Edouard Vieillefond investit un second champ d’application avec les catastrophes naturelles : s’il est assez aisé d’équilibrer le régime à court terme, il est souhaitable de l’employer à piloter la prévention. Le point de vue microéconomique est tout à fait insuffisant car les sinistres climatiques impactent des chaines d’externalités complexes, qu’il faut prendre en compte pour situer l’optimum de l’intervention de l’Etat. Le développement du cadre conceptuel et des outils de mesure empirique sont d’autant plus nécessaires que de nombreux risques émergents possèdent les caractéristiques des risques naturels, c’est-à-dire qu’ils ne sont assurables que par un adossement à un opérateur de réassurance garanti par l’Etat.
Les défis auxquels se confronte l’Etat en France ne lui sont pas propres : les pays en développement font face aux mêmes risques climatiques comme épidémiques. Olivier Mahul et Jean Pesme montrent les enjeux pour les pays émergents : les progrès réalisés en matière de développement – en particulier le recul de l’extrême pauvreté – sont aujourd’hui menacés.
Des solutions financières innovantes, combinant des financements publics et privés, peuvent aider les pays vulnérables (gouvernements nationaux et régionaux, entreprises et ménages) à réduire l’écart de protection financière et donc à accroître leur résilience face aux chocs climatiques et à d’autres crises.
Si l’Etat intervient dans la prévention et l’indemnisation des risques majeurs parce que le marché échoue à les tarifer et à les couvrir, Arnaud Chneiweiss invite à considérer la complexité d’un cadre juridique produit par une multitude d’autorités publiques intervenant dans les activités ordinaires du secteur de l’assurance. Quelques exemples précis de comportements commerciaux abusifs montrant que la production de normes supplémentaires peut s’avérer nécessaire, mais encore que l’empilement des réglementations a créé des situations où la simplification profiterait à toutes les parties sans qu’aucune n’en ait les moyens. L’expérience du Médiateur de l’assurance nous montre que le pire n’est pas toujours sûr, et même que le meilleur peut advenir.
C’est une chose de réglementer, il faut encore que les assureurs appliquent la réglementation ! Sandrine Lémery montre comment l’histoire du contrôle en France se divise en quatre époques bien distinctes quant aux motivations, aux modalités et aux critères d’appréciation des résultats : avant 1898, l’État n’intervient pas dans les décisions de gestion des sociétés commerciales, mais il exige une autorisation préalable et une surveillance limitée pour des raisons d’« ordre public ». La loi de 1898 démarre un cycle interventionniste, d’abord pour la branche des accidents du travail ; l’Etat intervient jusque dans la rédaction des contrats et la gestion des entreprises. Après-guerre, la création de la Sécurité sociale et les nationalisations réorganisent le secteur de l’assurance, et le contrôle maintient ses orientations. Dans la période récente, avec la mondialisation et la financiarisation des économies, le contrôle évolue pour faire face aux nouveaux enjeux à l’échelle nationale et européenne.

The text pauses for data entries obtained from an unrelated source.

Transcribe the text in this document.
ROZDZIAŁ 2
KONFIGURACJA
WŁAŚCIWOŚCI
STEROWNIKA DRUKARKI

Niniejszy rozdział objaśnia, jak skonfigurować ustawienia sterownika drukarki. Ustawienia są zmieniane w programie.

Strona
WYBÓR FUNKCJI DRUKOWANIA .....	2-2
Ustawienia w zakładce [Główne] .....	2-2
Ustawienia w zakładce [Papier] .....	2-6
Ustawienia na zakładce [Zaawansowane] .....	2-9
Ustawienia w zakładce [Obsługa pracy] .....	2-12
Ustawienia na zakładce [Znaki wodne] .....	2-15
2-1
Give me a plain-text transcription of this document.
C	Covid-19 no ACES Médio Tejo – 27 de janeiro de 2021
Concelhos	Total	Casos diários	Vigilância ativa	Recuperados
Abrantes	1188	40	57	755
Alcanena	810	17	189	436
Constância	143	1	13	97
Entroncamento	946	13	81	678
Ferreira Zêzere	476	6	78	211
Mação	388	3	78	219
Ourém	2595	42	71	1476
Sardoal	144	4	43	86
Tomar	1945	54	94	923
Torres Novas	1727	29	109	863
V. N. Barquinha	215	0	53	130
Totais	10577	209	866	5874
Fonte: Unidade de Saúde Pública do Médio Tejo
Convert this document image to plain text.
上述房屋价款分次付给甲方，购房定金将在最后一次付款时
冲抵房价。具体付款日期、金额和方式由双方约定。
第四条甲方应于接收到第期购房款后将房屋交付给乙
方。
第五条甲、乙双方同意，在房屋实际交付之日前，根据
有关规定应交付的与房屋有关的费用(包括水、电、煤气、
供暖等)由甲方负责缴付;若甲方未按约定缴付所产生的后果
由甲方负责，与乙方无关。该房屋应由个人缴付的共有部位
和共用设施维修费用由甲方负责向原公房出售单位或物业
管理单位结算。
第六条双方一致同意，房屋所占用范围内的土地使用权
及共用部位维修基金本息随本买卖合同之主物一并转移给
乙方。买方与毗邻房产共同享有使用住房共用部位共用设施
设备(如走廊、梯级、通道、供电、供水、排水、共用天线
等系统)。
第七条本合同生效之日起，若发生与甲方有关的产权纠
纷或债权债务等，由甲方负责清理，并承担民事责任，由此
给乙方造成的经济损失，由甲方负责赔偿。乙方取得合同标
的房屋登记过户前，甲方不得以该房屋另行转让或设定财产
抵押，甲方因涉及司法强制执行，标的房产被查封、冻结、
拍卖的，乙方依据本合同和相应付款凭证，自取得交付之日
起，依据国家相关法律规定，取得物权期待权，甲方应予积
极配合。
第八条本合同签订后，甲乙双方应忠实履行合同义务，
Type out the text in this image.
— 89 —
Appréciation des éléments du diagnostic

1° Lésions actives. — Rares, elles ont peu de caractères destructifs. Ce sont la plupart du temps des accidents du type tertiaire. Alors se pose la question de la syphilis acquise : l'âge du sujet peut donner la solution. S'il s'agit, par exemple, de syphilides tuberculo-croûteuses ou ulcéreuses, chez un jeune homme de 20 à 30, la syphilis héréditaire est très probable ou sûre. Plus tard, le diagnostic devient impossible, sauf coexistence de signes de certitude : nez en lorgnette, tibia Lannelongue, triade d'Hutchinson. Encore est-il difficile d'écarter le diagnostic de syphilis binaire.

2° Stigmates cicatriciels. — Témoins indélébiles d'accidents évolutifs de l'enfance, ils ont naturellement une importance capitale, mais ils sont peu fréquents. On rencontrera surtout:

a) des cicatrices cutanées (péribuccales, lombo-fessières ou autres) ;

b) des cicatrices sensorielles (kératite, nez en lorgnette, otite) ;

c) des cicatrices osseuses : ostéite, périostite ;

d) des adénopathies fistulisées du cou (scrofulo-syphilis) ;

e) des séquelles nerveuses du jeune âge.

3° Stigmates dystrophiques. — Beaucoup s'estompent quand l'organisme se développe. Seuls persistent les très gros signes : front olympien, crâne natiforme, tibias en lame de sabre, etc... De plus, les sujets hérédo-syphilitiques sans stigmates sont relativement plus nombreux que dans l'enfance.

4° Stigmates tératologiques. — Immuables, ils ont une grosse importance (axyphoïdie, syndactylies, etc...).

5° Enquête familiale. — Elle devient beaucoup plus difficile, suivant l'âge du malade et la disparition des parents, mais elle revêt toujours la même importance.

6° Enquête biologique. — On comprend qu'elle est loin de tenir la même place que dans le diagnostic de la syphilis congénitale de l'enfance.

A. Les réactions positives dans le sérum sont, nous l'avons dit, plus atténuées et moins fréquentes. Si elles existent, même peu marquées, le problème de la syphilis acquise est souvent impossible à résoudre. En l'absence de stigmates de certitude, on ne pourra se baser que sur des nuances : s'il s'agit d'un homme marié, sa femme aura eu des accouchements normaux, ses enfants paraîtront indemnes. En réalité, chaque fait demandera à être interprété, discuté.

Pour revenir à la perspective qu’avait ouverte François Ewald il y a trente ans : les auteurs de ce dossier ont montré que le secteur de l’assurance rend exactement le service que la nation lui assigne, dans un éventail de possibilités qui reste très largement à explorer. Le « projet politique de faire de la définition et de la gestion des risques une provocation à la démocratie » n’a rien perdu de son actualité…
Notes
- François Ewald, « La société assurancielle », Risques n° 1, juin 1990, pp. 5-23.
- Arrêt donné par le roi, séant en son conseil, sur l’ordre et règlement que sa majesté veut être gardé au fait des mines et minières de son royaume, 14 mai 1604, Fontainebleau in Annales des Mines, 1855, série 5, volume 4, partie administrative, pages 479-485.